As always, safety first. Unplug the machine from the wall before doing anything else.
Now that we are safe from the ravages of A/C power, lets remove the power supply assembly from inside of the machine. You'll need to pull the three plugs from the rectifier board and likely will need to remove the protective cage that surrounds it and disconnect it from the cabinet body or head. Once you have it out, lay it down in a clean work area with something protective under it. The kit can rewire an original AS-2518-18 rectifier board, any of the excellent remake boards available from various retailers and original AS-2518-49 rectifier boards. Which do you have? If your game is a KISS, Future Spa or Space Invaders it is likely a -49 board. It looks like this-
For most other early Bally solid state games you will have a AS-2518-18 style rectifier board that looks like this-
As I mentioned earlier, there are also several good remakes available from various retailers that make good, hardy replacements for worn out boards. Most of these boards are going on 40 years old and were not designed to last more than 5. Note the fuse clips in the above photo for F5, a 20 amp fuse. They are discolored and burned from years of too many amps flowing through them. At a minimum, a reused board should have its plugs and fuse clips replaced. Here is an example of a remake -18 board available at www.greatplainselectronics.com -
So what is the difference between them? The -18 and -49 are essentially the same except that the -49 has an extra switched illumination circuit onboard to run special lights for the machine they were used in. KISS had the K-I-S-S that lit up sequentially in the backglass, Future Spa has blinking lights behind a rainbow diffuser in the backglass and Space Invaders has the infinity lights that dance around the outside of the head. Both boards featured undersized bridge rectifiers and components that lasted a surprisingly large amount of time considering the technology of the day. The newer boards are much hardier and will last a good long time. Also, the newer boards can replace either model of old board and do not require heat paste to be applied between the bridge rectifiers and the heat sink mount. Now that all those questions have been answered, lets move on to the installing part!
Let us start by removing all of the old wiring from the board and the transformer. We'll need nice clean tinned surfaces for attaching our new wiring. Original boards will need to be unscrewed from the mounting surface. You will find old heat paste underneath and on the top of the bridge rectifiers. This is easily removed with 91% or higher alcohol available at most drug stores. Once it is all cleaned up, give it a good inspection and perform any planned repairs.
Next, take a look at your transformer and see what voltage it is set for. The transformer can be set to run on different supply currents depending upon location according to the chart found in the schematics of your games manual.
Most games will be set for 115 volts A/C. (115VAC) In the example above you can see that the transformer is set to 115VAC as there are connections between lugs 1 and 3 as well as between lugs 9 and 11. If you need to change whatever the settings are on your transformer I have included a piece of wire in the baggie with the zip strips for this purpose. Now you may want to find and mark all of the numbered wire locations on your rectifier board. I will usually write them on the back as well so I won't need to keep flipping the board back and forth as I work.

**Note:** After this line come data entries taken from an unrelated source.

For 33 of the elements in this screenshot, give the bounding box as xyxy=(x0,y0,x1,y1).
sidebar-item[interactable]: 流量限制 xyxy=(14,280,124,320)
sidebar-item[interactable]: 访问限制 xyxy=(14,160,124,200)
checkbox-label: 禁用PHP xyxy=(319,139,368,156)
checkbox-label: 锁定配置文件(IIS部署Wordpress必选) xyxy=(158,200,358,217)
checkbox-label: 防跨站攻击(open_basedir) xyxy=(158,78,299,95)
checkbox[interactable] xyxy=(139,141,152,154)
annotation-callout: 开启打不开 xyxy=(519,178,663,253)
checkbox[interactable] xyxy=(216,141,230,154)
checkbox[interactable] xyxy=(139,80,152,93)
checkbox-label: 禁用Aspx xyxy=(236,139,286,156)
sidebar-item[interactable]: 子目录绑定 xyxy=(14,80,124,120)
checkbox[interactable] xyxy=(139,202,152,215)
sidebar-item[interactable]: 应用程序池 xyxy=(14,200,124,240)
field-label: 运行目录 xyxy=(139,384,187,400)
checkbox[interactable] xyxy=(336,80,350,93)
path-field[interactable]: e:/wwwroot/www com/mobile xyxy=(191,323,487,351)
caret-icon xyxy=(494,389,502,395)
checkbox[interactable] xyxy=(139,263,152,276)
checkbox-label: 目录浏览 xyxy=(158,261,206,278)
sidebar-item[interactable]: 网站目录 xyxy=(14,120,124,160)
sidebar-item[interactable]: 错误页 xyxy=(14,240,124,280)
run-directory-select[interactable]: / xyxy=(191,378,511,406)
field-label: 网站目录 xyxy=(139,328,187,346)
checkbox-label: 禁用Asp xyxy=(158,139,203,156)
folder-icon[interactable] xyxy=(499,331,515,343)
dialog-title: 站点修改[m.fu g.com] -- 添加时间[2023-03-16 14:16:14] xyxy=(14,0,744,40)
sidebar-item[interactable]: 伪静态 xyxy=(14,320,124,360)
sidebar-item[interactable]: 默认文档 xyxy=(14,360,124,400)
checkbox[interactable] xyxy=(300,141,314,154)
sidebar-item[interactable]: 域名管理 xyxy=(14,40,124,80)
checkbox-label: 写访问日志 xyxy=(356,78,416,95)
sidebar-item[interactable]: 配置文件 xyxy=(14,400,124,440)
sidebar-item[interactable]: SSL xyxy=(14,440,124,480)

Fortunately, the newer boards are well marked on both sides. To begin I find it best to lay the board upside down on its pegs with the plugs towards the transformer. Start with the wire bundle labeled #1. Go down the check off list one wire at a time and solder it into the proper hole. Lead the wire to the center left of the board as shown.
Now do the same with bundle #2. Once they are in place gather them with a zip tie to neaten them up. Once all are in place, flip the board over and add solder to the points on the other side.
Double check that all wires are in the proper place and then go ahead and mount the board back to the plate. The last steps are to attach the wires to the correct lugs on the transformer. Start with one side and complete it before you move onto the next. Hold the bunch of wires in the center of the transformer side and trim them appropriately and then connect them. Be sure to leave a little slack in the wire. You do not want to make it up too tightly.
Once all wires are soldered in place, use the remaining zip ties to neaten each side. Sit back. Admire your work. Now go install it and play some pinball!
Rewiring a board is not a magic fix. This will not repair any previous technical issues your machine may have had. Exercise caution around high voltages and never work on energized equipment. Third Coast Pinball takes no responsibility for damage that may result through the improper use of its products.